I have also gone through the original document carefully. It appears to me that the recitals are clearly decisive in the instant case; that there is a clear recital that the executant conveys title in favour of the vendees from the date of the execution of the document and the recital regarding consideration comes independently of the clause regarding title and thus title passed independently of the question of consideration. Very much unlike the terms of the sale deed in ILR (1957) Cut 380: (AIR 1957 Orissa 243) cited above, the terms regarding passing of title, passing of consideration and the vendees being the owners in respect of the property sold in the present case, are clear and unambiguous and not intermingled as in the said cited case, so as not to give rise to any difficulty to make out from recitals a definite position that in fact the parties intended that title would pass independent of the question of consideration. In the present case on a plain reading of the sale deed Ext. 1 it is quite clear that title had passed to the vendees,

8. The defendants-appellants strongly relied on the deed of cancellation dated 29-11-1949 by which the vendor Aparti Kuanr purported to have cancelled the sale deed Ext. 1. Mr. P. C. Chatterji, learned counsel for the defendants-appellants, commented on the aspect that the Courts below did not deal with the deed of cancellation which, according to him, had an important bearing on the entire aspect of the case. To this contention, the plaintiffs' answer was that the deed of cancellation Ext. A cannot take away the effect of the sale deed Ext. 1 by which the vendor had passed title to the vendees in clear and unambiguous terms as aforesaid. It is significant that the plaintiff Raghu Jena (P.W. 4) who gave evidence at the trial was not cross-examined about the deed of cancellation.
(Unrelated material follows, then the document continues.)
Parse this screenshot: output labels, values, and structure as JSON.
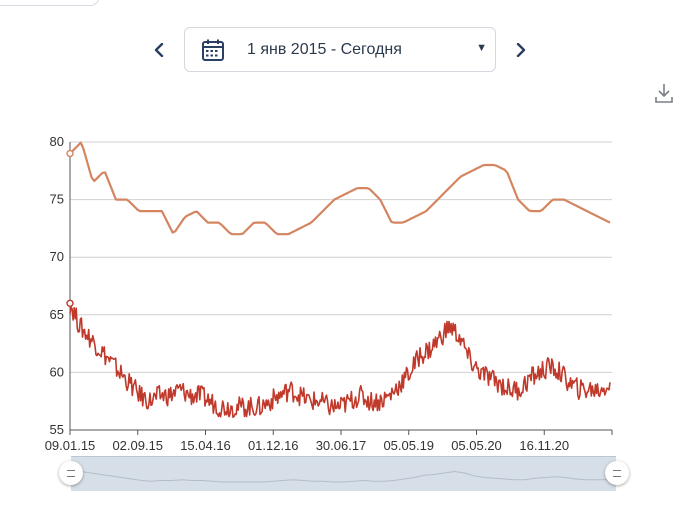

The substance of the defence case, as propounded by Mr. P. C, Chatterji, is this: The plaintiffs must prove their subsisting title to the suit property in order to succeed in the suit; the sale deed Ext. I according to him, would not be sufficient to establish the plaintiffs' title in the perspective of the deed of cancellation Ext. A followed by the subsequent sale deed in favour of the Kuanr defendants dated 30-11-1949 Ext. B which militates against the earlier sale deed Ext. 1: that the deed of cancellation is not a mere myth; that the plaintiffs had to prove that the deed of cancellation Ext. A was a mere eyewash. Considered from the point of view, as discussed above, in the light of authorities cited as aforesaid, none of these contentions urged by the learned counsel for the defendants-appellants can be accepted as tenable in law.

9. It was also contended on behalf of the plaintiffs that the defendants-appellants did not take the point of alleged non-passing of consideration for the! sale deed (Ext. 1) as a ground of appeal before the lower appellate Court. In fact, the point now taken, on behalf of the defendants-appellants, that there was no consideration for the sale deed Ext. 1, as now urged in this second appeal, was not the subject matter of the appeal before the lower appellate Court.

With regard to the decided cases relied on on behalf of the defendants-appellants discussed above,there the point was not directly raised as to whether or not consideration passed for the sale deed in those particular cases in the same manner as it was in the present case. If there was payment of consideration, no further discussion was necessary --title passed by registration. On the other hand, if there was no payment of consideration, then alone the occasion would arise for discussion of the extraneous circumstances such as the intention and conduct of the parties, custody of the document etc. as appears from the said decided cases. In the present case, however, as I have already found, the terms of the sale deed Ext. 1, by themselves are decisive and unambiguous so as to pass a clear title to the vendees (plaintiffs) independently of the passing of consideration and accordingly their claim in the suit must succeed.

10. In this view of the matter, the decision of the lower appellate Court is upheld. This appeal is accordingly dismissed with costs throughout.